Hyponatremia
From IDWiki
Etiologies
- Medications: thiazide and thiazide-type diuretics, mannitol, IVIG, desmopressin (dDAVP), ecstasy (methylenedioxymethamphetamine), and some antidepressants, antiepileptics, and antipsychotics
Differential Diagnosis
- Pseudohyponatremia from lab error
- Translational hyponatremia from mannitol or hyperglycemia
- Hypovolemic
- UNa >20: Renal losses, including mineralocorticoid deficiency
- UNa <10: Non-renal losses
- Euvolemic
- Uosm >100: SIADH, hypothyroidism, glucocorticoid deficiency
- Uosm <100: Primary polydipsia, low solute intake
- Uosm variable: Reset osmostat
- Hypervolemic
- UNa <10: CHD, cirrhosis, nephrosis
- UNa >20: Renal failure
Investigations
- Serum and urine osmolality and electrolytes (prior to treatment)
- TSH and AM cortisol
Diagnosis by Lab Criteria
- Serum Na (SNa) <134?
- Measure serum osmolality (Sosm) and urea level (Surea)
- Sosm ≥ 280: normotonic/hypertonic
- Differential includes pseudohyponatremia (from hyperlipidemia, hyperparaproteinemia, etc.), or presence of osmotically active substances (glucose, mannitol)
- Sosm <280 mOsm/kg: true hyponatremia
- Measure urine osmolality (Uosm)
- Uosm <100 mOsm/kg: normal water excretion
- Uosm ≥ 100 mOsm/kg: impaired water excretion
- Exclude hypothyroidism and adrenal insufficiency with morning cortisol and TSH
- Measure urine sodium (UNa)
- UNa < 20 mmol/L: hypovolemia, including EABV depletion (heart failure, cirrhosis, nephrotic syndrome)

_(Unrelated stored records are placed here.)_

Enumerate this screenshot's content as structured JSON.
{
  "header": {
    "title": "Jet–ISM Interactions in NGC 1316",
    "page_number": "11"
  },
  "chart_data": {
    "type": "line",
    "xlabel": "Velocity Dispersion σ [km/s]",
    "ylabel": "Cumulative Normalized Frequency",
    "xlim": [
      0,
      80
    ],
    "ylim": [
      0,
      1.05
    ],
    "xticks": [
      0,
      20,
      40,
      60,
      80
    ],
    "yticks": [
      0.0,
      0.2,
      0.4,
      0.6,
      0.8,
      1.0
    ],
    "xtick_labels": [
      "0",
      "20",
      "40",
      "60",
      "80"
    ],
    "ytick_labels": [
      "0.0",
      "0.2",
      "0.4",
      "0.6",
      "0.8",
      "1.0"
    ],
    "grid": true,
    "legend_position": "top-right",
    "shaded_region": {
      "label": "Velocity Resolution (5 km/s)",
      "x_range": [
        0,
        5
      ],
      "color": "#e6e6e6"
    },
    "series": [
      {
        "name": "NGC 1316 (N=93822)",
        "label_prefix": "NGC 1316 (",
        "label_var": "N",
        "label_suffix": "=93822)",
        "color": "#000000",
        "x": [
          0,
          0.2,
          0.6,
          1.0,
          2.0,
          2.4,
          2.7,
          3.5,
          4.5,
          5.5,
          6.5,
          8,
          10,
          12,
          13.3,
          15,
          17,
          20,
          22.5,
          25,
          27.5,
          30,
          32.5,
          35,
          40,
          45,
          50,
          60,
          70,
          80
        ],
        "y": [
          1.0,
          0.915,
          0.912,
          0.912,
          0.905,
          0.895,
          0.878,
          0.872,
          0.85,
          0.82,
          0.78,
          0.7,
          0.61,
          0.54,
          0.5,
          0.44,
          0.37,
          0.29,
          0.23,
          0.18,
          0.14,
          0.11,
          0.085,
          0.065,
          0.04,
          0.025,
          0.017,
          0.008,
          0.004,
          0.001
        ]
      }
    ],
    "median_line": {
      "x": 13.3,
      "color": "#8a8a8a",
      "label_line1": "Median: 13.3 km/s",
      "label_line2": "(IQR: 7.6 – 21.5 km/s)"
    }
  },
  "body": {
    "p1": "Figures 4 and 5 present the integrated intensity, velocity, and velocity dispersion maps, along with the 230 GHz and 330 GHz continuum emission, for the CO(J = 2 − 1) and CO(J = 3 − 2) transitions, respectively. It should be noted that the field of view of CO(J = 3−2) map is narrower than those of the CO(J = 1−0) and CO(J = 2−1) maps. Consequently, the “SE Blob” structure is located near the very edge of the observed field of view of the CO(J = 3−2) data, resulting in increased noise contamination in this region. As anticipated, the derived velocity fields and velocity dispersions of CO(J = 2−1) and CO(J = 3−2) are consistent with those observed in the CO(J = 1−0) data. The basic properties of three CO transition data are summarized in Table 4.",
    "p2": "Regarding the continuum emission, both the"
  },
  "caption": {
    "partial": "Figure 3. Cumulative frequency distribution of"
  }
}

- UNa > 40 mmol/L: SIADH, reset osmostat, renal salt wasting
- Salt supplementation and water restriction
- Normal Surate and reduced FEurate: SIADH
- Hypouricemia and unchanged FEurate: renal salt wasting
- UNa between 20 and 40 mmol/L
- Bolus 2 L/day normal saline for 2 days and trend sodium
- If SNa increases by ≥ 5 mmol/L: hypovolemia
- If SNa increases by <5 mmol/L: SIADH or reset osmostat
- FEurea >55%, Surate <0.24, and FEurate >10%: SIADH
- Oral or IV water-loading test: reset osmostat
- Sosm ≥ 280: normotonic/hypertonic
Management
- Depends on cause
- Hypovolemic: fluid resuscitation
- Euvolemic: fluid restriction
- Hypervolemic: fluid restriction and/or diuretics
- Goal rate of correction in chronic hyponatremia should be 4 to 6 mEq/L in 24 hours (max of 8 mEq) in order to reduce the risk of osmotic demyelination syndrome
- For patients with hyponatremia (less than 125) with severe symptoms (coma, seizure, respiratory distress) or moderately severe symptoms with risk of (confusion or vomiting) who are at risk of progression, consider hypertonic saline 3% 100-150 mL IV bolus over 10-20 minutes
- Trend sodium closely
- Not indicated for asymptomatic or mildly symptomatic chronic hyponatremia
Further Reading
- Milionis HJ, Liamis GL, and Elisaf MS. The hyponatremic patient: a systematic approach to laboratory diagnosis. CMAJ. 2002;166(8):1056-1062.